You have a lot to learn about what fat acceptance is. You have a lot to learn about self-love. Because if you truly loved yourself, you would not feel the way about fat people that you so obviously do.
This is a compilation of over a dozen links that destroys basically every fallacy about fat, from the lie that it causes diabetes, to whether diets work, to what causes changes in body weight, and more. Read them. Read every single link, thoroughly, and seriously think about the things that you’ve been said.
We live in a world that hates fat people. It’s only natural for you to buy into it, because it’s what you’ve been told your whole life. But a vast majority of the information you hear about fat is untrue. You have the tools to educate yourself. It’s up to you whether you decide to use them.
“Stop the insanity!” In the mid 1980s Susan Powter had all sorts of infomercials for her weight loss book/video/whatever called “Stop the insanity!” I agree that we need to stop the insanity, but not in the sense that Powter does.
This is a great response, Amber.
This is backwards thinking. For me to “do what it takes” to be any sort of thin ( Five foot two and one hundred and fourty five pounds and I was still considered obese ) I have to seriously not eat and be active the entire time I am awake. I had an ED from 14 - 16 and only dropped like 20 pounds. Two years of being obsessed about my weight and I lost 20 pounds?! Don’t try to talk about gaining muscle, because I didn’t. I didn’t want to be muscular.
Sure, I could probably starve myself and up my activity level again and lose more than just 20 pounds but why would I want to do that to myself? I eat what’s considered healthy portions of the best quality food I can afford. My activity level? Not what it used to be, but I choose not to make myself suffer like I did back then.
For trying to be healthier you CONDEMN me. You find me morally and socially wrong just by looking at me? Come the fuck on.
The whole point of Fat Acceptance is just to stop being so judgmental about a type of people. You, fail.
If I starve myself I’m still going to lose those 5-10 years of my life you’re talking about.
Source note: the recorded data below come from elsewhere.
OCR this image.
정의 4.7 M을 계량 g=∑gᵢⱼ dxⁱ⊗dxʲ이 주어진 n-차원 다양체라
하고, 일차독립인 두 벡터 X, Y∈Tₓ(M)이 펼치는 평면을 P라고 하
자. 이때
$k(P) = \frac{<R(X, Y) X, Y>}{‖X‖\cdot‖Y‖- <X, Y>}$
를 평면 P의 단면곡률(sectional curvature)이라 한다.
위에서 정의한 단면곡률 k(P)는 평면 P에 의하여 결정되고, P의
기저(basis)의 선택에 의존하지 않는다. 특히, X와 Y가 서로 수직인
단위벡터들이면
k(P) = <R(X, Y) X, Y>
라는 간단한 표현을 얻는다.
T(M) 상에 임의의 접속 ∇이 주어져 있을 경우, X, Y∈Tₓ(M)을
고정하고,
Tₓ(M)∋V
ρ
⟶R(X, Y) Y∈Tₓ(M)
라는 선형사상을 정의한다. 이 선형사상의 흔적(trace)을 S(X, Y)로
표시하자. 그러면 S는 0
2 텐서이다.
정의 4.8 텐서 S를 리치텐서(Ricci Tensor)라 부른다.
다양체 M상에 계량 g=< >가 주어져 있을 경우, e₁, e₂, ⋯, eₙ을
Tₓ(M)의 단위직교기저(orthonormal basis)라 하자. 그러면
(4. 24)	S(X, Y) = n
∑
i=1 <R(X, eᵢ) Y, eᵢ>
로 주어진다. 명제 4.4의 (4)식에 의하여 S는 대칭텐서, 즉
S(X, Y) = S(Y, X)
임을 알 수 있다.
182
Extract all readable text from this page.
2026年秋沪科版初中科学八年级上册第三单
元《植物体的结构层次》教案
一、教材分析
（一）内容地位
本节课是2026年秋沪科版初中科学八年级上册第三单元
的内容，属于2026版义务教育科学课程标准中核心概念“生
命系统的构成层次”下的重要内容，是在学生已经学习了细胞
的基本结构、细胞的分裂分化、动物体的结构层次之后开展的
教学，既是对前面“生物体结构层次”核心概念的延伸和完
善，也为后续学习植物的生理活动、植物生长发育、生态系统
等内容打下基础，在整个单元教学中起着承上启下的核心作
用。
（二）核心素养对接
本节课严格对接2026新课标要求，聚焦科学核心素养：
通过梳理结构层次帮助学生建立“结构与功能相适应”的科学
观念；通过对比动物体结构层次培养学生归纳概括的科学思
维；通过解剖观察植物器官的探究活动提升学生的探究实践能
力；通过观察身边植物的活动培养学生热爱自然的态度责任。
But hey, I’m also left handed which means I’m going to die sooner than most people anyway.
You’ve taken your cruel outlook towards yourself and applied it to everyone else around you. Your specific body mechanics and applied it to every fat person you see.
This is where I not-so-politely tell you to blow me.
I have health problems that can be correlated with my weight, and you can talk about probabilities of having certain problems being correlated with weight. In addition, there is a body of pseudoscience that is more about pathologizing certain body types than it is about health. However, that’s not even how most people judge. It’s usually a visceral reaction to how you look. Fat shaming actually makes it harder for me to be healthy because it makes it harder to contextualize losing weight as self care. Shaming people at a societal level to behave “correctly” is coercive. For me, self care shouldn’t be about coercion.